In a recent memo, Matt Hougan, the Chief Investment Officer of Bitwise, discussed the four-year cycle of Bitcoin (BTC) and how it might be influenced during Donald Trump’s administration. He specifically analyzed if changes in the government’s approach to cryptocurrencies could prolong the current bull market into 2026 and further.
Understanding the Bitcoin 4-Year Cycle
The Bitcoin 4-year cycle is characterized by a historical price pattern where the asset experiences approximately three years of significant price growth followed by a year of considerable declines across the cryptocurrency market. The accompanying chart illustrates this cycle.
Based on the chart, 2025 is expected to show positive price movements for BTC, while 2026 may experience a downturn, often referred to as a ‘crypto winter,’ marked by ongoing deleveraging and falling asset prices.
Hougan contested the notion that Bitcoin’s four-year cycle is primarily influenced by halving events. He pointed out that the halvings, which occurred in 2016, 2020, and are anticipated in 2024, do not consistently align with the highs and lows of the market cycle.
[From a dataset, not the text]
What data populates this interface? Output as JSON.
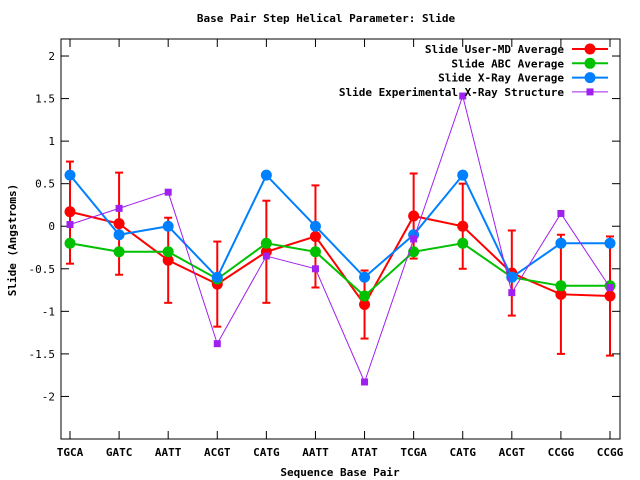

Regarding the current market situation, Hougan reiterated Bitwise’s earlier forecast predicting that BTC could see its price double this year, exceeding the $200,000 mark. He attributed this potential growth to increasing institutional investments in cryptocurrency exchange-traded funds (ETFs) alongside rising purchases of BTC by corporations and governments.
Expect Shorter Market Pullbacks
Hougan characterized Trump’s new crypto executive order as “overwhelmingly bullish,” noting that it positions the expansion of the U.S. crypto market as a key national initiative. This order also proposes the creation of a “national crypto stockpile” and aims to facilitate the entrance of Wall Street banks and institutional players into the market, backed by favorable regulations. He expressed:
The introduction of ETFs was significant enough to introduce hundreds of billions from new investors into the crypto space. That has been a driving force in this cycle. However, the full integration of crypto, as envisioned in Trump’s order—with banks holding crypto alongside other assets, stablecoins becoming a part of the global payment system, and major institutions committing to crypto—will undoubtedly attract trillions.
Hougan recognized that the true impact of the executive order will unfold gradually over years. He explained that the newly appointed White House crypto czar, David Sacks, will require time to establish a comprehensive regulatory structure. Additionally, leading Wall Street firms may take longer to fully engage with the transformative potential of cryptocurrency.
In summary, Hougan indicated that while the market has not completely diverged from Bitcoin’s established four-year cycle, any future downturns are likely to be less pronounced and shorter than in earlier cycles.
Echoing Bitwise’s forecast, Standard Chartered also predicted that BTC could reach up to $200,000 by late 2025. At the time of reporting, BTC was valued at $106,119, reflecting a 3.7% increase over the last 24 hours.